Sir Donald, at 3284m, is a dark triangle that dominates the skyline in Rogers Pass, and looks like it belongs in the Himalaya. It offers a delightful grade 5.4 (12) scramble up the Northwest Ridge, slowly rising above the surrounding glaciers and rugged peaks.

The back of Lake Louise is considered to be the cragging jewel in the Rockies Crown. Anyone who passes through with only a week to climb is told to head directly there. The rock is quartzite, often with vertical cracks and horizontal in-cuts for hands and fingers to surmount overhanging sections. There are roofs, arétes, technical faces, cracks – sometimes all in one steep, magnificent line. And the setting is stunning. The hue of Lake Louise seems to be infused with a purity of blue that doesn’t exist anywhere else.

Morraine Lake is in the same area, at the head of the Valley of Ten Peaks.
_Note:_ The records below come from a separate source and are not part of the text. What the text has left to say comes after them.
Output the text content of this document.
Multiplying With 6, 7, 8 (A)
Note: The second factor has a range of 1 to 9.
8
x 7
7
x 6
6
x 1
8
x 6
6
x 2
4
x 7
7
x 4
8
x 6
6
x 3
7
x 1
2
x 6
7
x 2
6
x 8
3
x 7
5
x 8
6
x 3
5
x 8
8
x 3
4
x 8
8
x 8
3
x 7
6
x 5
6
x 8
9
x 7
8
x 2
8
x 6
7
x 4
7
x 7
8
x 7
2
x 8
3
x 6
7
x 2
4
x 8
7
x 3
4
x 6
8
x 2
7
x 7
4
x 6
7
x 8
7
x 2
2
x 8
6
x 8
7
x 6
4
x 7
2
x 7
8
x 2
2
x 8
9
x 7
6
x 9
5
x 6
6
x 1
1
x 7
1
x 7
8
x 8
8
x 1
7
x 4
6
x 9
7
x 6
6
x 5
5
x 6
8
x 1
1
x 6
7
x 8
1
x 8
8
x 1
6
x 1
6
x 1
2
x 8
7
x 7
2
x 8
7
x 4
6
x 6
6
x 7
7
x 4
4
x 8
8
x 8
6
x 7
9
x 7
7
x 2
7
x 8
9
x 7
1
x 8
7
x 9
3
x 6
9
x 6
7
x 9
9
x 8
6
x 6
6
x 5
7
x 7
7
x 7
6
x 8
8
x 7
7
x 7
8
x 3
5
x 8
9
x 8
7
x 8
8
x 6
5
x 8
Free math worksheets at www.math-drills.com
A stroll up the valley not only gives you a view of several peaks that resemble the bottom jawline of some mammoth, prehistoric predator, but also brings you to the free-standing, 100m-high pillar known as the Grand Sentinel.
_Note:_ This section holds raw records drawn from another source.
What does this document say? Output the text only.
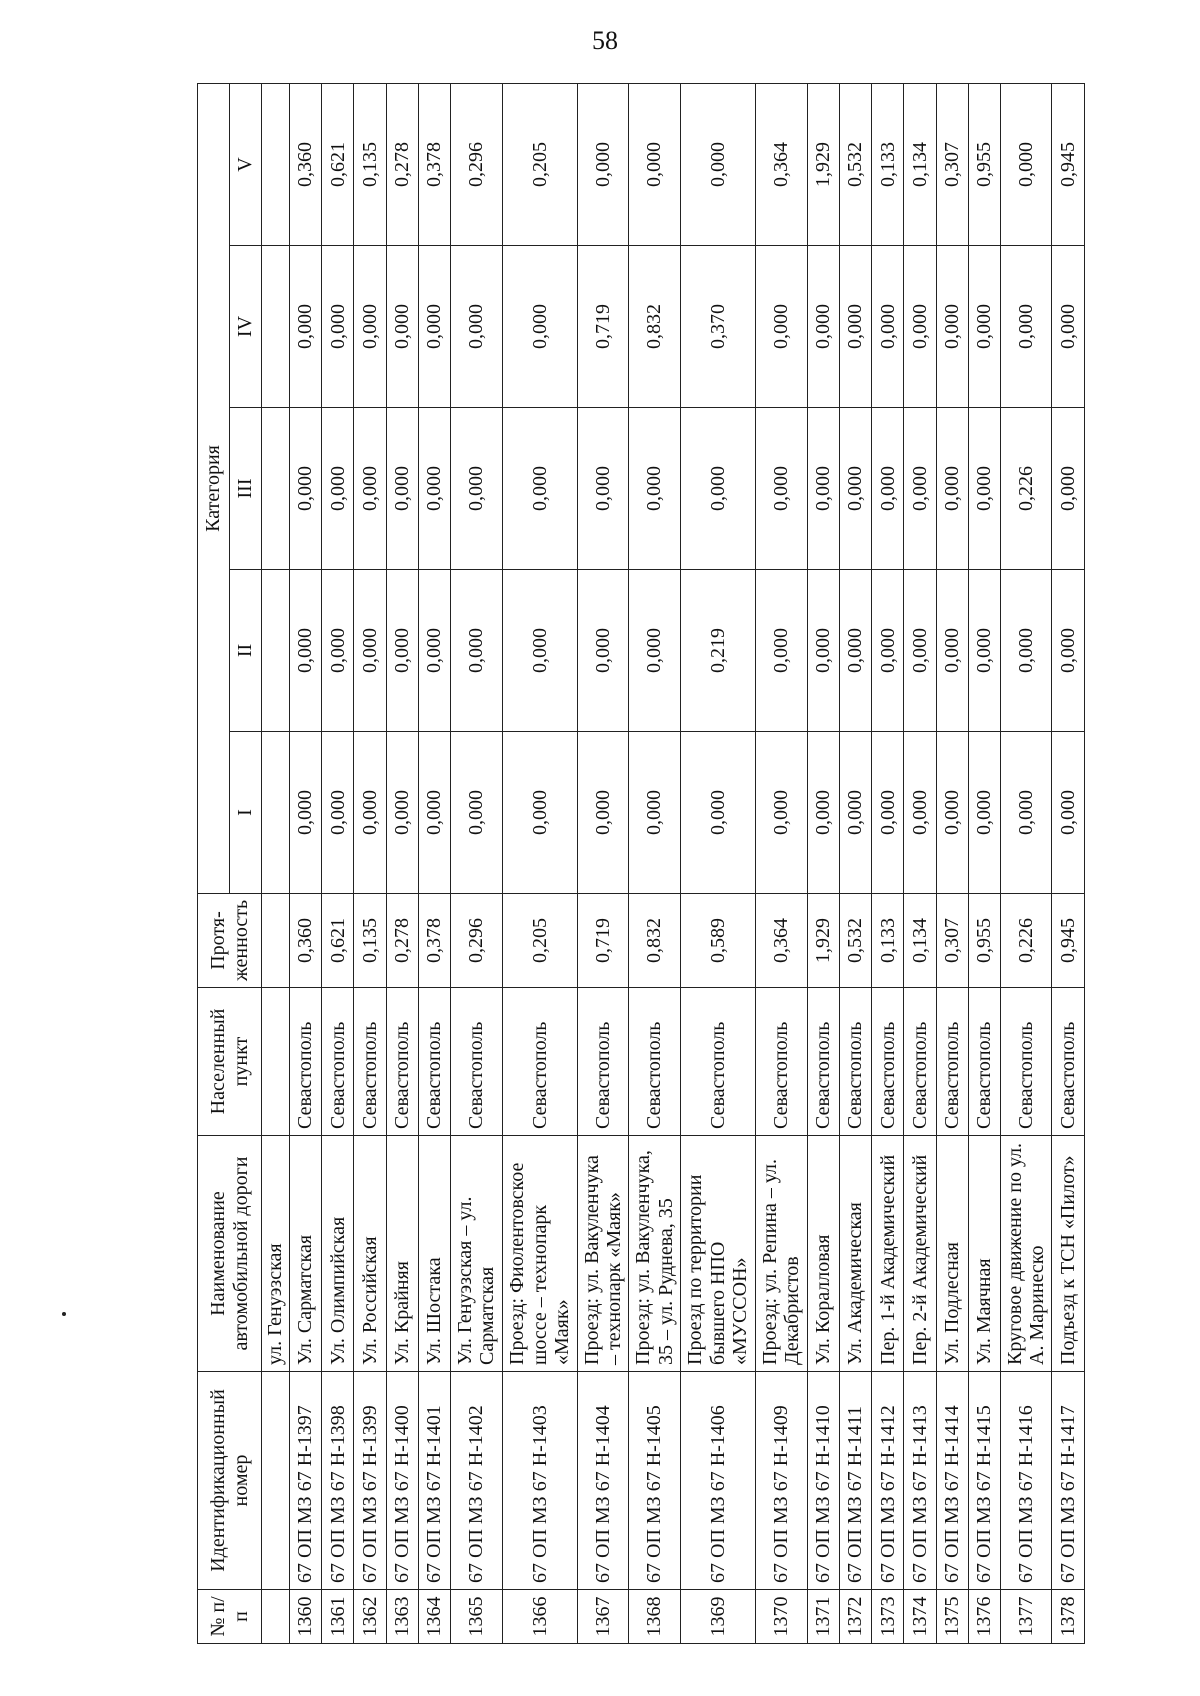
58
№ п/п	Идентификационный номер	Наименование автомобильной дороги	Населенный пункт	Протя-женность	Категория				
					I	II	III	IV	V
		ул. Генуэзская							
1360	67 ОП МЗ 67 Н-1397	Ул. Сарматская	Севастополь	0,360	0,000	0,000	0,000	0,000	0,360
1361	67 ОП МЗ 67 Н-1398	Ул. Олимпийская	Севастополь	0,621	0,000	0,000	0,000	0,000	0,621
1362	67 ОП МЗ 67 Н-1399	Ул. Российская	Севастополь	0,135	0,000	0,000	0,000	0,000	0,135
1363	67 ОП МЗ 67 Н-1400	Ул. Крайняя	Севастополь	0,278	0,000	0,000	0,000	0,000	0,278
1364	67 ОП МЗ 67 Н-1401	Ул. Шостака	Севастополь	0,378	0,000	0,000	0,000	0,000	0,378
1365	67 ОП МЗ 67 Н-1402	Ул. Генуэзская – ул. Сарматская	Севастополь	0,296	0,000	0,000	0,000	0,000	0,296
1366	67 ОП МЗ 67 Н-1403	Проезд: Фиолентовское шоссе – технопарк «Маяк»	Севастополь	0,205	0,000	0,000	0,000	0,000	0,205
1367	67 ОП МЗ 67 Н-1404	Проезд: ул. Вакуленчука – технопарк «Маяк»	Севастополь	0,719	0,000	0,000	0,000	0,719	0,000
1368	67 ОП МЗ 67 Н-1405	Проезд: ул. Вакуленчука, 35 – ул. Руднева, 35	Севастополь	0,832	0,000	0,000	0,000	0,832	0,000
1369	67 ОП МЗ 67 Н-1406	Проезд по территории бывшего НПО «МУССОН»	Севастополь	0,589	0,000	0,219	0,000	0,370	0,000
1370	67 ОП МЗ 67 Н-1409	Проезд: ул. Репина – ул. Декабристов	Севастополь	0,364	0,000	0,000	0,000	0,000	0,364
1371	67 ОП МЗ 67 Н-1410	Ул. Коралловая	Севастополь	1,929	0,000	0,000	0,000	0,000	1,929
1372	67 ОП МЗ 67 Н-1411	Ул. Академическая	Севастополь	0,532	0,000	0,000	0,000	0,000	0,532
1373	67 ОП МЗ 67 Н-1412	Пер. 1-й Академический	Севастополь	0,133	0,000	0,000	0,000	0,000	0,133
1374	67 ОП МЗ 67 Н-1413	Пер. 2-й Академический	Севастополь	0,134	0,000	0,000	0,000	0,000	0,134
1375	67 ОП МЗ 67 Н-1414	Ул. Подлесная	Севастополь	0,307	0,000	0,000	0,000	0,000	0,307
1376	67 ОП МЗ 67 Н-1415	Ул. Маячная	Севастополь	0,955	0,000	0,000	0,000	0,000	0,955
1377	67 ОП МЗ 67 Н-1416	Круговое движение по ул. А. Маринеско	Севастополь	0,226	0,000	0,000	0,226	0,000	0,000
1378	67 ОП МЗ 67 Н-1417	Подъезд к ТСН «Пилот»	Севастополь	0,945	0,000	0,000	0,000	0,000	0,945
Of the few lines on it, Cardiac Aréte (grade 5.10d, 20) is the stand-out. Four bolted pitches up a sharp, aesthetic aréte, with wild exposure and a nearby glacier that frequently releases boulder torpedoes to the talus below. At the top of the route is a flat platform which seems custom-built to pose for summit photographs and bask in the euphoria that comes with the sheer pleasure of beautiful climbing in a magnificent position.
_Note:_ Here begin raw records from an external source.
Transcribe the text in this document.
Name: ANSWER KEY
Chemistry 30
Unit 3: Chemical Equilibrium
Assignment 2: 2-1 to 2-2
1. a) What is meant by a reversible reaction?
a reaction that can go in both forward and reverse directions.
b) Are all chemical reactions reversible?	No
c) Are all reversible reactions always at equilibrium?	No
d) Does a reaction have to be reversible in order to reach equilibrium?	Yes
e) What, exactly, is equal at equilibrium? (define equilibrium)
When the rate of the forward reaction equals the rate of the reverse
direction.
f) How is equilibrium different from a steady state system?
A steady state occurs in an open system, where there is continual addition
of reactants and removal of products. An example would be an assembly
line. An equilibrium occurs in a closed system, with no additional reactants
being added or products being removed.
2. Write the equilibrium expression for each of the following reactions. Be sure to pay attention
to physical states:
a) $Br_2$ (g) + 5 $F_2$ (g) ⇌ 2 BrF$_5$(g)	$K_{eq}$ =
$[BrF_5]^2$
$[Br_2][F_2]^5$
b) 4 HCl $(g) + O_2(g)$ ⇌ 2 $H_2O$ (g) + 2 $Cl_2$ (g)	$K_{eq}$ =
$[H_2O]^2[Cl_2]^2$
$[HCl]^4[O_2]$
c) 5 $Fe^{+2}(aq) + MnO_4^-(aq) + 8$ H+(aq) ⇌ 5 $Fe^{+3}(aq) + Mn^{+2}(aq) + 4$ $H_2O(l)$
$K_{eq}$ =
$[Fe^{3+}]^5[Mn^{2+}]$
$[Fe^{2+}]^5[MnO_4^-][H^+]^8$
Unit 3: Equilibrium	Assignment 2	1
Lake Louise epitomises everything that is great about the Rockies: a lot of rock amid stunning serenity. But even here, we were not immune to shitty rock. While having lunch, some climbers dislodged a boulder the size of an armchair from the top of the cliff of Saddle Mountain. The sound was like the swooshing of a diving bird inches from the cliff face – but magnified a thousand times. I gazed skywards, half-expecting to see a winged dinosaur the size of a bus, but instead watched as the block obliterated into the ground a mere 10m from us.

This was a special type of playground, where falling death blocks could interrupt your lunch. As I continued to munch on my hummus and crackers, it struck me. You have to be prepared – more than usual – to navigate rock both excellent and fragile, but so long as death was avoided, it enhanced the experience. It improved your skill set. Close encounters with crumbly rock are character-building, and add flavour to the adventure.

The summer season in the Rockies is short and as October rolled around, several objectives – Mt Assiniboine, Mt Edith Cavell, the Tonquin – remained undone. Whole ranges unvisited. Therein lies the secret of the Rockies to keep drawing you back: the infinite rock faces will mean that the tick-list will always keep growing.